Нечто похожее на глубокий вздох прервало мою речь, и Каслвуд сказал:

— Боже милостивый! Вы хотите сказать, сэр Джордж, что такой документ в самом деле существует? Да. Я вижу теперь… это действительно почерк моего отца! В таком случае дело ясно. Клянусь… гм… Слово джентльмена, я никогда не подозревал о существовании такого документа и, видимо, превратно понял слова отца. Из этой бумаги явствует, что вам принадлежит бесспорное право на эту собственность… Что ж, раз оно не мое, рад тому, что оно ваше! — И он с любезнейшей улыбкой протянул мне руку.

— А мне-то вы ведь тоже должны быть благодарны, милорд, — это же я дал вам возможность установить истину, — с хитрой ухмылкой произнес Сэмпсон.

— Благодарен вам? Нет, отнюдь нет, будь вы прокляты! — сказал милорд. Я человек прямой и вовсе не скрываю от моего кузена, что предпочел бы владеть этой собственностью сам. Сэр Джордж, оставайтесь, отобедайте с нами. Сегодня большая компания приедет к нам поохотиться, и мы все хотим, чтобы вы присоединились к нам!

— Я сейчас прежде всего пойду сниму копию с этого документа, — сказал я, засовывая папку под кафтан и застегиваясь на все пуговицы. — А затем верну его вашей милости. Поскольку подлинник дарственной, хранившейся в Виргинии, сгорел, моя матушка будет избавлена от излишнего беспокойства, когда этот документ будет помещен на хранение в надежное место!

— Как! Дарственная сгорела? Когда же, черт побери? — вопросил милорд.

— Честь имею кланяться, милорд. Идемте, Сэмпсон, приглашаю вас пообедать со мной в "Трех Замках". — С этими словами я повернулся на каблуках, отвесил поклон лорду Родону, и с этого дня ноги моей больше не было в доме моих предков.

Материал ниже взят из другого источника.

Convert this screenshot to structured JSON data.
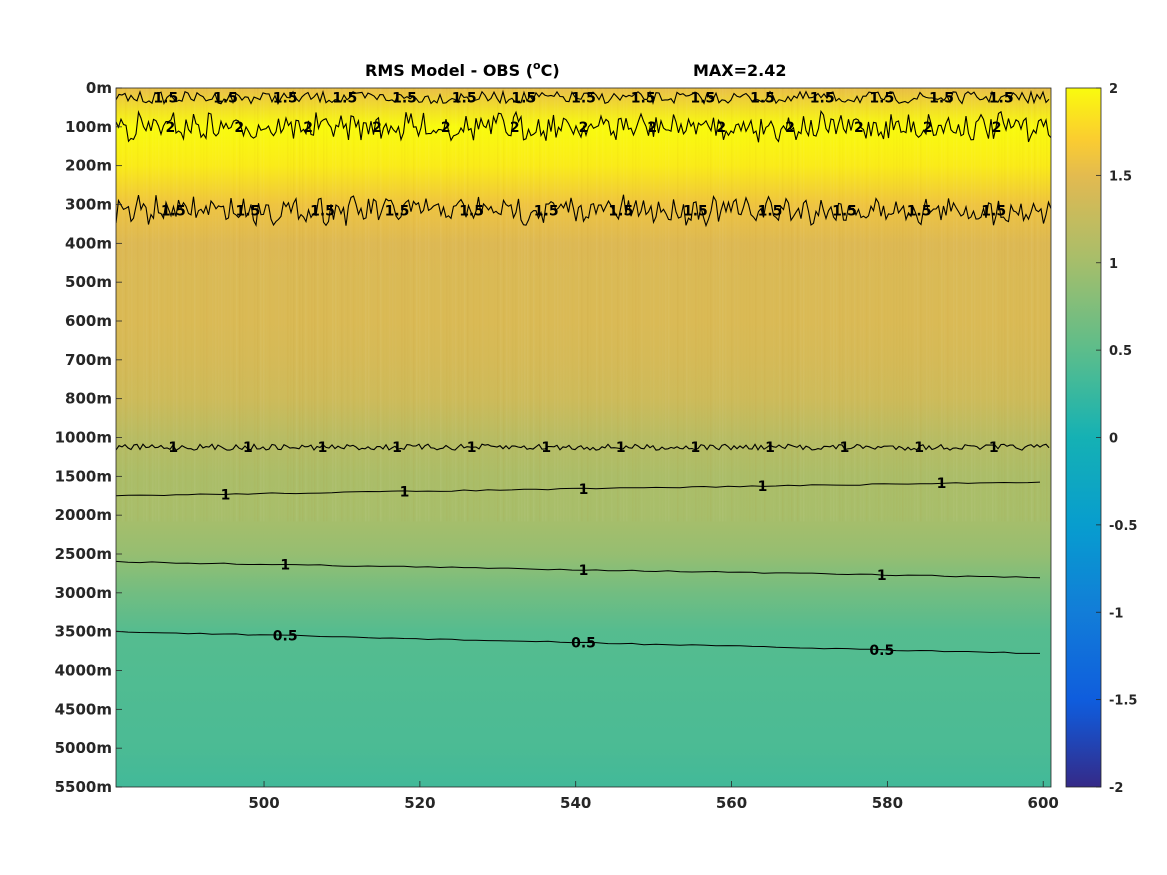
{
  "chart_data": {
    "type": "heatmap",
    "title": "RMS Model - OBS (",
    "title_unit_sup": "o",
    "title_unit": "C)",
    "max_label": "MAX=2.42",
    "x_ticks": [
      500,
      520,
      540,
      560,
      580,
      600
    ],
    "xlim": [
      481,
      601
    ],
    "y_ticks": [
      "0m",
      "100m",
      "200m",
      "300m",
      "400m",
      "500m",
      "600m",
      "700m",
      "800m",
      "1000m",
      "1500m",
      "2000m",
      "2500m",
      "3000m",
      "3500m",
      "4000m",
      "4500m",
      "5000m",
      "5500m"
    ],
    "colorbar": {
      "ticks": [
        2,
        1.5,
        1,
        0.5,
        0,
        -0.5,
        -1,
        -1.5,
        -2
      ],
      "range": [
        -2,
        2
      ],
      "colormap": "parula"
    },
    "depth_profile": {
      "levels": [
        "0m",
        "100m",
        "200m",
        "300m",
        "400m",
        "500m",
        "600m",
        "700m",
        "800m",
        "1000m",
        "1500m",
        "2000m",
        "2500m",
        "3000m",
        "3500m",
        "4000m",
        "4500m",
        "5000m",
        "5500m"
      ],
      "values": [
        1.55,
        2.05,
        1.9,
        1.6,
        1.45,
        1.42,
        1.42,
        1.38,
        1.32,
        1.15,
        1.05,
        1.02,
        0.9,
        0.65,
        0.45,
        0.42,
        0.4,
        0.38,
        0.32
      ]
    },
    "contours": [
      {
        "level": 1.5,
        "y_index": 0.25,
        "noise": "high",
        "labels": [
          "1.5",
          "1.5",
          "1.5",
          "1.5",
          "1.5",
          "1.5",
          "1.5",
          "1.5",
          "1.5",
          "1.5",
          "1.5",
          "1.5",
          "1.5",
          "1.5",
          "1.5"
        ]
      },
      {
        "level": 2,
        "y_index": 1.0,
        "noise": "very_high",
        "labels": [
          "2",
          "2",
          "2",
          "2",
          "2",
          "2",
          "2",
          "2",
          "2",
          "2",
          "2",
          "2",
          "2"
        ]
      },
      {
        "level": 1.5,
        "y_index": 3.15,
        "noise": "very_high",
        "labels": [
          "1.5",
          "1.5",
          "1.5",
          "1.5",
          "1.5",
          "1.5",
          "1.5",
          "1.5",
          "1.5",
          "1.5",
          "1.5",
          "1.5"
        ]
      },
      {
        "level": 1,
        "y_index": 9.25,
        "noise": "medium",
        "labels": [
          "1",
          "1",
          "1",
          "1",
          "1",
          "1",
          "1",
          "1",
          "1",
          "1",
          "1",
          "1"
        ]
      },
      {
        "level": 1,
        "y_index": 10.5,
        "noise": "low",
        "labels": [
          "1",
          "1",
          "1",
          "1",
          "1"
        ]
      },
      {
        "level": 1,
        "y_index": 12.2,
        "noise": "low",
        "labels": [
          "1",
          "1",
          "1"
        ]
      },
      {
        "level": 0.5,
        "y_index": 14.0,
        "noise": "low",
        "labels": [
          "0.5",
          "0.5",
          "0.5"
        ]
      }
    ]
  }
}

Доведется ли мне еще когда-нибудь свидеться с матушкой? Она осталась жить в Ричмонде, старый дом в поместье так и не был восстановлен после пожара. Когда Хел наведался в Англию, мы послали с ним госпоже Эсмонд портреты обоих ее сыновей, написанные нашим непревзойденным сэром Джошуа Рейнольдсом. Он писал нас, как мне помнится, в год перед кончиной доктора Джонсона. И как-то раз доктор заглянул в мастерскую, увидел портрет Хела в мундире континентальных войск (эта форма была у нас в диковинку в те дни) и спросил — кто это такой? Когда же ему объяснили, что это знаменитый американский генерал — генерал Уорингтон, брат сэра Джорджа Уорингтона, доктор воскликнул:

— Кто? Какой генерал? Вздор! Отроду не слыхивал о такой армии! — И, повернувшись к портрету спиной, он покинул мастерскую. Моя милость изображена на портрете в красном мундире, и копии обоих этих творений висят у нас дома. Однако и капитан Майлз, и наши девочки утверждают, что наибольшее сходство уловлено в карандашном наброске, сделанном моим талантливым соседом, мистером Банбери, который нарисовал меня и леди Уорингтон, шествующих в сопровождении мистера Гамбо, и сделал под этим рисунком надпись: "Сэр Джордж, миледи и их властелин".

А вот и он — мой властелин. Он уже разгреб угли во всех каминах в доме, проверил все запоры, разослал всю мужскую и женскую прислугу по местам и теперь одну за другой гасит у меня свечи, приговаривая:

— Спать, спать, сэр Джордж! Пора, уже полночь!

— А ведь и в самом деле! Подумать только! — И я закрываю тетрадь и отправляюсь на покой, посылая свое благословение всем, кто здесь, со мною рядом, уже отошел ко сну.